South Korean company Daewoo Shipbuilding and Marine Engineering was extended a late invitation to place technical bids for the contract last month, weeks before a visit by defence minister Rajnath Singh to Seoul.
The company now joints the Naval Group (France), TKMS (Germany), Rosoboronexport (Russia) and Navantia (Spain) as potential foreign partners for the project to build six conventional submarines in India. This is the single largest ‘Make in India’ project.
Sources told ET that SAAB, which has been a key participant in pre-bid meetings with stakeholders over the past two years, informed the ministry in writing that it would not be able to take part in the competition. Conditions in the Strategic Partnership (SP) policy under which the contract is being processed led to this decision.

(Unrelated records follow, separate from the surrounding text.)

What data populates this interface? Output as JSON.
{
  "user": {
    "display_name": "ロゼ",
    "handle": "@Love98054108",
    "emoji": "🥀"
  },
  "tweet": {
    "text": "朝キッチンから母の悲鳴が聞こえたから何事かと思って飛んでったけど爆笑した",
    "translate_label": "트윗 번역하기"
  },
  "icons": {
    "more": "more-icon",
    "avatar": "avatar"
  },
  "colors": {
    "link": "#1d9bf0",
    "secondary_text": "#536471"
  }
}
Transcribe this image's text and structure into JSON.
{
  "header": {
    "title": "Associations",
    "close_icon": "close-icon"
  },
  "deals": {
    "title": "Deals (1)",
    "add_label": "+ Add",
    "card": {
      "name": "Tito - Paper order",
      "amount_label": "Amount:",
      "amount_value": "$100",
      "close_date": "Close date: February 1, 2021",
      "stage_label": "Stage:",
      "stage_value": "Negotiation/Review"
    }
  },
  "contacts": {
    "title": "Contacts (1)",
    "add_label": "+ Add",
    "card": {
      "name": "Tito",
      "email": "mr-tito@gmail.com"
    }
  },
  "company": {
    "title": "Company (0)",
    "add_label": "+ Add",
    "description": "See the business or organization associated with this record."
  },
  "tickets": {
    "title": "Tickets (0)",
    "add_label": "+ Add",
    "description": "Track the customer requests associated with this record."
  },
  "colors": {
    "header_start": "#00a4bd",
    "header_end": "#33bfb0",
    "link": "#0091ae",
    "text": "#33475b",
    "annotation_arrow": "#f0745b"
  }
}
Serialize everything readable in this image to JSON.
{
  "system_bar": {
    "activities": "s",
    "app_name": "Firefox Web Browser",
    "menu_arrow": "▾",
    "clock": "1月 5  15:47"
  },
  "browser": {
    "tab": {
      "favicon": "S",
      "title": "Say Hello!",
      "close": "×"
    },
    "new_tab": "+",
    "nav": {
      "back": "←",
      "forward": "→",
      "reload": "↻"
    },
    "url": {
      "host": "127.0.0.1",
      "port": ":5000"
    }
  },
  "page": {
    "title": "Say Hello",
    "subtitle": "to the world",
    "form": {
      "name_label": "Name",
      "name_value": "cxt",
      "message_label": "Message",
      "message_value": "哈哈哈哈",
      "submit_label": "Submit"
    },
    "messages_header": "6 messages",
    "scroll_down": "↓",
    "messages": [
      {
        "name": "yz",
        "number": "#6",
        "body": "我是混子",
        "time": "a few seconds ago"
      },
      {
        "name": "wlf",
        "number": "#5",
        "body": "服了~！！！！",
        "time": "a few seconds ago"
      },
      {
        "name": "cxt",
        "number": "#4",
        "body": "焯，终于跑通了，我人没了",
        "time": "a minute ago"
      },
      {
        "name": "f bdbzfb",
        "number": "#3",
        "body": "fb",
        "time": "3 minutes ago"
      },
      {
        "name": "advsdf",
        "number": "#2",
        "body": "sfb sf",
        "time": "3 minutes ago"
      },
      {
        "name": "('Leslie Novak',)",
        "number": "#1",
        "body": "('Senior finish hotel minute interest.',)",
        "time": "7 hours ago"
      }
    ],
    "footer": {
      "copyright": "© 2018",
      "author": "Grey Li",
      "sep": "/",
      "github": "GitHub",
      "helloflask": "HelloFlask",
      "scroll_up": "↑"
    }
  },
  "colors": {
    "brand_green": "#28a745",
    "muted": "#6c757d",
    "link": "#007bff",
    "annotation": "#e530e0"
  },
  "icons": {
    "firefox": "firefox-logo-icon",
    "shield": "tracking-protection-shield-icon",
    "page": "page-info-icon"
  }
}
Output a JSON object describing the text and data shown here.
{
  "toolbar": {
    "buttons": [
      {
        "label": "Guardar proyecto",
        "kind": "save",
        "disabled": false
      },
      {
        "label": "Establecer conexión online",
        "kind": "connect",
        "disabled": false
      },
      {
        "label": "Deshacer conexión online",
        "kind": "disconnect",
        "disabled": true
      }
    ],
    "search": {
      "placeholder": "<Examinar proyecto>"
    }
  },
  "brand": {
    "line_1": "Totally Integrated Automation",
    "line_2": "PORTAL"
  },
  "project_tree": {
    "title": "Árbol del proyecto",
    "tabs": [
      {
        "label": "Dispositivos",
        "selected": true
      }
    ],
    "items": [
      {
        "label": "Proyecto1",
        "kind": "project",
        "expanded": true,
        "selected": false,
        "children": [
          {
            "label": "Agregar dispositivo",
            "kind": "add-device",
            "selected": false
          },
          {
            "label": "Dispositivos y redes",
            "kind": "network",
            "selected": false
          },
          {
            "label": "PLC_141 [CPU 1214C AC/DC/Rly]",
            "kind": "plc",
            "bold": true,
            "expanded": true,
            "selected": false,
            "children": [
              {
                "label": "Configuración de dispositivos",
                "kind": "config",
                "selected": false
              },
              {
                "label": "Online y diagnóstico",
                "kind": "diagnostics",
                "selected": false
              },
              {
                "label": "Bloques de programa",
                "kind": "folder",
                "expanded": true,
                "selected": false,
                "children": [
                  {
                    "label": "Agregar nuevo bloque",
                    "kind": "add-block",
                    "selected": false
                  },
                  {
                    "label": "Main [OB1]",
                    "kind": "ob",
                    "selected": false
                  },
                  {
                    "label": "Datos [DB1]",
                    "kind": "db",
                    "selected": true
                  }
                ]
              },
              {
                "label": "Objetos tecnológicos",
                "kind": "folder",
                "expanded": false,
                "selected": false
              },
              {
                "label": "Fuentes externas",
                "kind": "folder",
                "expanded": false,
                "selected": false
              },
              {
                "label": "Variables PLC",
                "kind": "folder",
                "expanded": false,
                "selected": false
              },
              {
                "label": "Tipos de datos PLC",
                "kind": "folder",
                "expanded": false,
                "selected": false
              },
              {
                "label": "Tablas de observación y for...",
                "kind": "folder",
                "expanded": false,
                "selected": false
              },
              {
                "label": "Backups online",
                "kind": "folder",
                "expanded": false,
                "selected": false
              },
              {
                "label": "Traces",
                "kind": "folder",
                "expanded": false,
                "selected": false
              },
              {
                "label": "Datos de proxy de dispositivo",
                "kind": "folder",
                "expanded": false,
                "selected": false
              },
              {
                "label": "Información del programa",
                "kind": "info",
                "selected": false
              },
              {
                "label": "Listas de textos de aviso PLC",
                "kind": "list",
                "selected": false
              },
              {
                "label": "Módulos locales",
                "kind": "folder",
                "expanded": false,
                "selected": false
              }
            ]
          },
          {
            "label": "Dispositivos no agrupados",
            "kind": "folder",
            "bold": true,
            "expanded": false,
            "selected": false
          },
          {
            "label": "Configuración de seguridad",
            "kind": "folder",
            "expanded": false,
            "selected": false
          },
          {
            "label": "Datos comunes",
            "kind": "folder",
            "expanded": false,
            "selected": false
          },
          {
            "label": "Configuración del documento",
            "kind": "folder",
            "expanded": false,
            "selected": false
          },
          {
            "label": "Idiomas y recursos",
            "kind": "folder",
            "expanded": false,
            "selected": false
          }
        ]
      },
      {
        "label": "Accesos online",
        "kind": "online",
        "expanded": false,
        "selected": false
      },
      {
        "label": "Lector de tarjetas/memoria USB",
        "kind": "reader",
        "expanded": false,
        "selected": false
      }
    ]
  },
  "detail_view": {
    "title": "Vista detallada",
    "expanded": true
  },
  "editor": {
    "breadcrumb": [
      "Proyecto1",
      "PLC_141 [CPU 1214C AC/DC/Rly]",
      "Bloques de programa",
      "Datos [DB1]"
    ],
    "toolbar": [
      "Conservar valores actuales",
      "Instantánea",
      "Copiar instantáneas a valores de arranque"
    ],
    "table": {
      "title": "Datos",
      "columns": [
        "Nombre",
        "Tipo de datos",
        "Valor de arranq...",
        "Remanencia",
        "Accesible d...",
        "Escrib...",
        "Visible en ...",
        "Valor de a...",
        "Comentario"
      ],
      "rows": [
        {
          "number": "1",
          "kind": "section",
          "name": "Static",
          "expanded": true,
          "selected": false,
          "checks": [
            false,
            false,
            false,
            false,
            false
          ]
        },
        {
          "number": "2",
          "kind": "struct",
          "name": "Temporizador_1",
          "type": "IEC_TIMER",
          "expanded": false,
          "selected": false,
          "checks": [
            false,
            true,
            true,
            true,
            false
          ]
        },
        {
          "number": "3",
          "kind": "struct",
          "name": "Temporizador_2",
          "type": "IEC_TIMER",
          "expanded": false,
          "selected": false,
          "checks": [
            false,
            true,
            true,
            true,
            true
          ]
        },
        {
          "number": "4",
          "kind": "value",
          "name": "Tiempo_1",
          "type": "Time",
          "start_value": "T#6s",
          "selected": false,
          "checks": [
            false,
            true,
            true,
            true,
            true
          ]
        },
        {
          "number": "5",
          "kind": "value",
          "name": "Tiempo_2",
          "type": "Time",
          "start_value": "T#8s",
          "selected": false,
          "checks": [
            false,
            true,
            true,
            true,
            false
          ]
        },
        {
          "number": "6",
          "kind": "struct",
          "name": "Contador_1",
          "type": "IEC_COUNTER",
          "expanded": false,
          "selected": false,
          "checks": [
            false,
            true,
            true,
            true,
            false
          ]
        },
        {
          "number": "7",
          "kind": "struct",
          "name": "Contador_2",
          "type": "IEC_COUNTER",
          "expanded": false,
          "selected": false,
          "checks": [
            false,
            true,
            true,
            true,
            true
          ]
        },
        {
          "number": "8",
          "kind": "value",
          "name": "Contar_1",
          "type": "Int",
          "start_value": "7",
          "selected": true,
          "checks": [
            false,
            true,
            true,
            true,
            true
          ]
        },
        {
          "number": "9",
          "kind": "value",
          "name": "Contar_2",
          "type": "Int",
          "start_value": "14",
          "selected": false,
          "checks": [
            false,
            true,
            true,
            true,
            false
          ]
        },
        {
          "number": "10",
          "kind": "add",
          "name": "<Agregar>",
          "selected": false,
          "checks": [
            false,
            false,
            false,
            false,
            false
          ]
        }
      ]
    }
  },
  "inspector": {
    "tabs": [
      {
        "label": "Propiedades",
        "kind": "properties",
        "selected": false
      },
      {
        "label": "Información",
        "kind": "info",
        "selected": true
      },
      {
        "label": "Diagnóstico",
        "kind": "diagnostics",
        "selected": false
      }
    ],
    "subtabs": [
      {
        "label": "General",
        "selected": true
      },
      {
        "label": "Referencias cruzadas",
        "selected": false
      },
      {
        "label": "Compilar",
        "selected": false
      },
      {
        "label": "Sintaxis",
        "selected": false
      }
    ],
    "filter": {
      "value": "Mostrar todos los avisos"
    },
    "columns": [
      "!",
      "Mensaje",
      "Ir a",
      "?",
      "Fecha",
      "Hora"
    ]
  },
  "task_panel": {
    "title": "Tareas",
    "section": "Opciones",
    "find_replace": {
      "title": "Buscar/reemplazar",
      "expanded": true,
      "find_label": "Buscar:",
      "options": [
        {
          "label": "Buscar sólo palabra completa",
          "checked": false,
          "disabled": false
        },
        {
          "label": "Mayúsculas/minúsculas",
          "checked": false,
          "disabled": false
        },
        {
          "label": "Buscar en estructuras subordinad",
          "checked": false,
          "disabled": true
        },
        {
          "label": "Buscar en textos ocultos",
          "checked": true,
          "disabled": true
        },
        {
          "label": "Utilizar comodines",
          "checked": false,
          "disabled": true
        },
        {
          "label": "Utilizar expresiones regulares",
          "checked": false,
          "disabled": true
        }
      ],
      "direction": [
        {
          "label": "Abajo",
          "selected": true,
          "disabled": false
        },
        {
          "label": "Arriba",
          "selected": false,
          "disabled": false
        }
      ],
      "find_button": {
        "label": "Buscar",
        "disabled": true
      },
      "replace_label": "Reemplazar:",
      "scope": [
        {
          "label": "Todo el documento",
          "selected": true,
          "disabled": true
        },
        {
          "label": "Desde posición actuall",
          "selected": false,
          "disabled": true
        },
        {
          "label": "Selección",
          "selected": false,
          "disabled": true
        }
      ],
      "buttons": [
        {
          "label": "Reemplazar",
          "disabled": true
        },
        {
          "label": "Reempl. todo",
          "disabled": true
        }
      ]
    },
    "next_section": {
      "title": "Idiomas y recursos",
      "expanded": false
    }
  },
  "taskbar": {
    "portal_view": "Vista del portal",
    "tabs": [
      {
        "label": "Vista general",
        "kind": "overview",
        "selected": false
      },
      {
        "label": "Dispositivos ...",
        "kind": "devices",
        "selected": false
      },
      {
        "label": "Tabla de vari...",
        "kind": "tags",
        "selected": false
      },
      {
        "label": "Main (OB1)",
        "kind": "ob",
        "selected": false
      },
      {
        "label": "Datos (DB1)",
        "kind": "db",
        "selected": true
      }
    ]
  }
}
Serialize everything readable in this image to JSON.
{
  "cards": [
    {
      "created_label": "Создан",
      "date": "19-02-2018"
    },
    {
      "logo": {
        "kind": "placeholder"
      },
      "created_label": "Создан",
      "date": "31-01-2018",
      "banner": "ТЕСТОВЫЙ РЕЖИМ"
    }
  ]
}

“It is a decision we have made due to the customers’ requirements regarding the time schedule and the requirements related to the SP policy with its unbalance between our possibilities to have control and our obligations and liabilities. We believe that we have a very competitive product that would suit the customer well, but after having examined the EOI, we have decided not to enter the competition due to the above reasons,” Ola Rignell, chairman & managing director at SAAB India, said in response to an ET query.
Similar concerns have been echoed by other foreign vendors in several meetings with stakeholders, ET has been informed. The primary concern of foreign companies—mandated to partner with selected Indian partners to manufacture the submarines here-—is that the conditions in the policy can potentially place unlimited liabilities in their books.
The SP policy gives the lead responsibility of the contract to the Indian vendor that has to hold at least 51% stake in the project, thus taking away control of the special purpose vehicle (SPV) that is to be formed from the foreign technology partner. This, some industry executives say, has implications as the quality and timelines required cannot be guaranteed by the foreign partner.